Now, an intelligent move by the organization will be to use HDFS to store the data and Apache hive as a bridge between HDFS and Spark.
Example: Uber and its Amalgamated Approach
To process the big data coming from several sources, Uber uses a combination of Spark and Hadoop. It uses Hadoop for data analytics to provide accurate traffic data in real time. Uber uses HDFS to upload raw data into Hive and Spark to process billions of events.

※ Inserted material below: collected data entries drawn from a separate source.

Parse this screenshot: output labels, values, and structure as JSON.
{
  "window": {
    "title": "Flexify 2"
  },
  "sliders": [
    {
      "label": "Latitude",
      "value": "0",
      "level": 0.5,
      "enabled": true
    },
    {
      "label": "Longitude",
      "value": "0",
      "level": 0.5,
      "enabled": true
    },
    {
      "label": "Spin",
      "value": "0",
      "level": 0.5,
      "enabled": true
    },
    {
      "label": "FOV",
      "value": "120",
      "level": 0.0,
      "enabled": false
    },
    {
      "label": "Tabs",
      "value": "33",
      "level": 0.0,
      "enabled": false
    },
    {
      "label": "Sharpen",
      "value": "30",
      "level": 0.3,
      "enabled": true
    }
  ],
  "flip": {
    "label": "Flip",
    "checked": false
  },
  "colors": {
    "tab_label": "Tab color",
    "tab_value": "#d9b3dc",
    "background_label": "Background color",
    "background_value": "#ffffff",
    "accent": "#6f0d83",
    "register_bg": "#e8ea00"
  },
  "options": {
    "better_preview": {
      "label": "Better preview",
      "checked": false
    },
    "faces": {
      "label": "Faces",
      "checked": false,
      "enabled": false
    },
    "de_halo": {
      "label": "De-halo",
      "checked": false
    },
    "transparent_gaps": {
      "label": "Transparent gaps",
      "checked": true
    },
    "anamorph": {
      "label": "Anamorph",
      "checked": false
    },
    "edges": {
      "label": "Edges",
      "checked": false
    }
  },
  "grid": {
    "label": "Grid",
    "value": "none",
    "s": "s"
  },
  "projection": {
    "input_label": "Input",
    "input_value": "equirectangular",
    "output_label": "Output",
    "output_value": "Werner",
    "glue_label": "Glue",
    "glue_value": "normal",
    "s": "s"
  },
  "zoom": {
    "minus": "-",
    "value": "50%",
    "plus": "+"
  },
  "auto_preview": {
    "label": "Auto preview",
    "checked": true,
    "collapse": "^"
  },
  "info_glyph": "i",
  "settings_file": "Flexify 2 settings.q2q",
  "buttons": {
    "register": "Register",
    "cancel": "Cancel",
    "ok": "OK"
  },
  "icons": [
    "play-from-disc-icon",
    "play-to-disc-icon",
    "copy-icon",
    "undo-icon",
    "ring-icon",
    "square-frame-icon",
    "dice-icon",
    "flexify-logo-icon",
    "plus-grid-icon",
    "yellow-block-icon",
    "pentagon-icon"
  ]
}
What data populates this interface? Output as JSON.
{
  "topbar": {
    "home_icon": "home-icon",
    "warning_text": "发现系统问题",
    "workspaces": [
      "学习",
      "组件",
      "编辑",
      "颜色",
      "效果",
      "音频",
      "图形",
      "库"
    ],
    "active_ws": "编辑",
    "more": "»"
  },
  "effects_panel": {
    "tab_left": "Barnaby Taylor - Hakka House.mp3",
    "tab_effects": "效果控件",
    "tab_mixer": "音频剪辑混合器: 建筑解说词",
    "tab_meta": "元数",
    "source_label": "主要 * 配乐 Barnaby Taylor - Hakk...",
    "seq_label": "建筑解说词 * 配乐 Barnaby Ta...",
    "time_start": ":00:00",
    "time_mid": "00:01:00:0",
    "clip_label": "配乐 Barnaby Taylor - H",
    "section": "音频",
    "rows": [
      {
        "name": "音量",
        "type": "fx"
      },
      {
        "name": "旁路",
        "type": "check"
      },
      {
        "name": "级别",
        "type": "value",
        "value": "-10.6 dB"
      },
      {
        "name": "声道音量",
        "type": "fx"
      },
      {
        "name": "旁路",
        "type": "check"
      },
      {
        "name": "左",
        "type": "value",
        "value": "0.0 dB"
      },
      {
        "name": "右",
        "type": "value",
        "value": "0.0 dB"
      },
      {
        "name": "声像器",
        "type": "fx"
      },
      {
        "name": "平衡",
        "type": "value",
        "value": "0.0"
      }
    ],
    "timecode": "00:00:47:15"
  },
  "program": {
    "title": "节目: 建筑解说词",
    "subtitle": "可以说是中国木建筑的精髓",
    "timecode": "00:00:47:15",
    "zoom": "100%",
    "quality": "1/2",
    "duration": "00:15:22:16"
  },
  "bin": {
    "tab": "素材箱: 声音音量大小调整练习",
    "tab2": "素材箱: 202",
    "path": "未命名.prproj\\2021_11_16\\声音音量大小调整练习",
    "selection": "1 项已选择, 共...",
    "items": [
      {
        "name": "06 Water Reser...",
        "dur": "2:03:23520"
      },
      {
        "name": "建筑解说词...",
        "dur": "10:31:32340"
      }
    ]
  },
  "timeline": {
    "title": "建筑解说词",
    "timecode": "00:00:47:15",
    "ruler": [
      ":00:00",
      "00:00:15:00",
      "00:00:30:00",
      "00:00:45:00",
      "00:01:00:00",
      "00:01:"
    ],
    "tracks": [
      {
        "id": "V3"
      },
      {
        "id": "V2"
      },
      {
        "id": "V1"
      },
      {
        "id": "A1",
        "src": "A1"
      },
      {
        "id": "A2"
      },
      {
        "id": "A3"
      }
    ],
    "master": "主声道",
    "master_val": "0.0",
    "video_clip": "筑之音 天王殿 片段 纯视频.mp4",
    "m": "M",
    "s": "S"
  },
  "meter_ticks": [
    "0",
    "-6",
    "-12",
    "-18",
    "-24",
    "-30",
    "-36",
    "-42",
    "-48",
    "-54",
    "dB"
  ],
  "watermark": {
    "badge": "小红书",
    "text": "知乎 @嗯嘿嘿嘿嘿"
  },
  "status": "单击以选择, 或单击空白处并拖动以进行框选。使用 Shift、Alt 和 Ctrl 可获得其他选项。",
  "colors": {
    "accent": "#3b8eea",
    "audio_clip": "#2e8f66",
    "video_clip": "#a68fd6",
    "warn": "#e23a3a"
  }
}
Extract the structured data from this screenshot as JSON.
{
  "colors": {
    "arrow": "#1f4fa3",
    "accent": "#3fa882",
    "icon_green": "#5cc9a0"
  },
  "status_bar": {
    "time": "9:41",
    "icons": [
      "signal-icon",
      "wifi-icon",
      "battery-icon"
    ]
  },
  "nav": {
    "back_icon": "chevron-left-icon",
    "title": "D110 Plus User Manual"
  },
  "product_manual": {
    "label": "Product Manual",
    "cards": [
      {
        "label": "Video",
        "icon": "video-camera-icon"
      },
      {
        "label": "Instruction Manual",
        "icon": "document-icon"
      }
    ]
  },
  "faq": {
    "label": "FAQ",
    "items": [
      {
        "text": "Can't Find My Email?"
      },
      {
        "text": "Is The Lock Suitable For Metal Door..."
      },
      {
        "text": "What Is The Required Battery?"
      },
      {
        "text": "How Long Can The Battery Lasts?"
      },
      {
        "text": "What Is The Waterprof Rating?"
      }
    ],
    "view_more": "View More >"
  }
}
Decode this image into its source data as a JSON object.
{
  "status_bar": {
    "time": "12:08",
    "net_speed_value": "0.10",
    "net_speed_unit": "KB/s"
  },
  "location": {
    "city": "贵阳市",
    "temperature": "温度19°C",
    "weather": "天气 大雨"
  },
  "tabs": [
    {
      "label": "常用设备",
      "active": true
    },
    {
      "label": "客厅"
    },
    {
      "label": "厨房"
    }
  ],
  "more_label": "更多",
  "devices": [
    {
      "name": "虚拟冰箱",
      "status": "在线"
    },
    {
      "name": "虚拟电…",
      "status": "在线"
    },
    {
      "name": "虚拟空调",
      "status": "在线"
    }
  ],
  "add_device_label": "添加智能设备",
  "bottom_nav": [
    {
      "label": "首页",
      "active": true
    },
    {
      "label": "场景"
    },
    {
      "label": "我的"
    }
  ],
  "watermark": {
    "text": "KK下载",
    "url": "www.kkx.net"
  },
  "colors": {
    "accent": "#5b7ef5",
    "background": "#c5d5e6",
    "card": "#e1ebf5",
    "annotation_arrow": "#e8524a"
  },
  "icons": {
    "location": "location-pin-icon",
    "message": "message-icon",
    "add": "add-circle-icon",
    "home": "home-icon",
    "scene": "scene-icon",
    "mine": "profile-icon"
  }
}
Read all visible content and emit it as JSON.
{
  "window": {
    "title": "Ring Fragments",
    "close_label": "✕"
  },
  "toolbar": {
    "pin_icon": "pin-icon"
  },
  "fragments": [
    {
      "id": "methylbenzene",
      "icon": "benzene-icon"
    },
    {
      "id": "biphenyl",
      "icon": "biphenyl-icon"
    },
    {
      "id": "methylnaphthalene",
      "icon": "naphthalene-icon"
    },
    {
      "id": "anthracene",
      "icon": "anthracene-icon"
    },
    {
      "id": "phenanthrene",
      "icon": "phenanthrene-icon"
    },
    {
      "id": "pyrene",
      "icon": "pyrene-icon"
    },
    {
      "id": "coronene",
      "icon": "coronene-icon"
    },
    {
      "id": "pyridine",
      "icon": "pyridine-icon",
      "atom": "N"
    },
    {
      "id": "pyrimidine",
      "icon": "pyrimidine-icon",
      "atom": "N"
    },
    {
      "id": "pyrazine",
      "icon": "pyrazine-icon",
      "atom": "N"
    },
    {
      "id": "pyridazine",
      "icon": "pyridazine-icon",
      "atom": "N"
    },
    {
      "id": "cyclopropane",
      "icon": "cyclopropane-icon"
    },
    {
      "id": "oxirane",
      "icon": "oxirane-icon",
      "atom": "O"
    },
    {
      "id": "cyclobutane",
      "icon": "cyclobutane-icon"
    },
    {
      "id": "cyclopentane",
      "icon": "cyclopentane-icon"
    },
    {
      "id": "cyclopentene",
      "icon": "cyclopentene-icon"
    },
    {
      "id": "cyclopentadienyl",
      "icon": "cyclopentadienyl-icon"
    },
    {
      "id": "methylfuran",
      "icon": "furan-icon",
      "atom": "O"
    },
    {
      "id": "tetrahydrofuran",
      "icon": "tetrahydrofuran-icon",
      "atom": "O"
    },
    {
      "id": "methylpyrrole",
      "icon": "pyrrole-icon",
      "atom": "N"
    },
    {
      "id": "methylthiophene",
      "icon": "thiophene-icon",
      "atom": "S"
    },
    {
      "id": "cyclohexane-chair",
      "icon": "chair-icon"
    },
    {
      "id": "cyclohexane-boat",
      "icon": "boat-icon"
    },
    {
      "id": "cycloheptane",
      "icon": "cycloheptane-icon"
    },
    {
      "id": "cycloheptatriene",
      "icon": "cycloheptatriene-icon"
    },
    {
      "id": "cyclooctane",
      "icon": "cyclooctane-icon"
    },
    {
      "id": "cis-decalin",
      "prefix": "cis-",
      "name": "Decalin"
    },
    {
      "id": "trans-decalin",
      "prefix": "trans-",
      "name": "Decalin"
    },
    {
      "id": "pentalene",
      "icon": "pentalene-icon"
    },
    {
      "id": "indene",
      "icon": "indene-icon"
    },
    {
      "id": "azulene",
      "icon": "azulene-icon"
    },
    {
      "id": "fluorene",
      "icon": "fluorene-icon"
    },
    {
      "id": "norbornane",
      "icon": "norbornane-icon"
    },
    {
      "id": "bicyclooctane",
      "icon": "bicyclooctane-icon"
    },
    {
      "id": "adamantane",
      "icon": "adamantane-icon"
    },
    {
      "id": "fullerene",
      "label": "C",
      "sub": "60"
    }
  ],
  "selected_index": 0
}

Hadoop Vs Spark: Comparison Table
Here’s a comparison table that summarizes the differences between Hadoop and Spark:
1. Intent | Data Processing Engine | Data Analytics Engine |
2. Work Process | Analyses batches of data present in huge volumes | Analyses and processes real-time data |
3. Processing Style | Batch mode | real-time data handling |
4. Latency | High | Low |
5. Scalability | It only requires the addition of nodes and disks, which makes it quickly scalable | Complex scalability due to more reliability on RAM |
6. Cost | Less costly due to the MapReduce Model | Is more expensive due to its in-memory solution |
7. Security | More secure | Less Secure |
8. Ease of Use | Complex to use | Easier to use |
Which one is Better: Hadoop or Spark?
While Spark is faster than thunder and is easy to use, Hadoop comes with robust security, mammoth storage capacity, and low-cost batch processing capabilities. Choosing one out of two depends entirely upon your project’s requirement, the other alternative being combining parts of Hadoop and Spark to give birth to an unbeatable combination.
You can also consider using both Hadoop and Spark and get the best of two worlds experience and can call this new framework Spoop.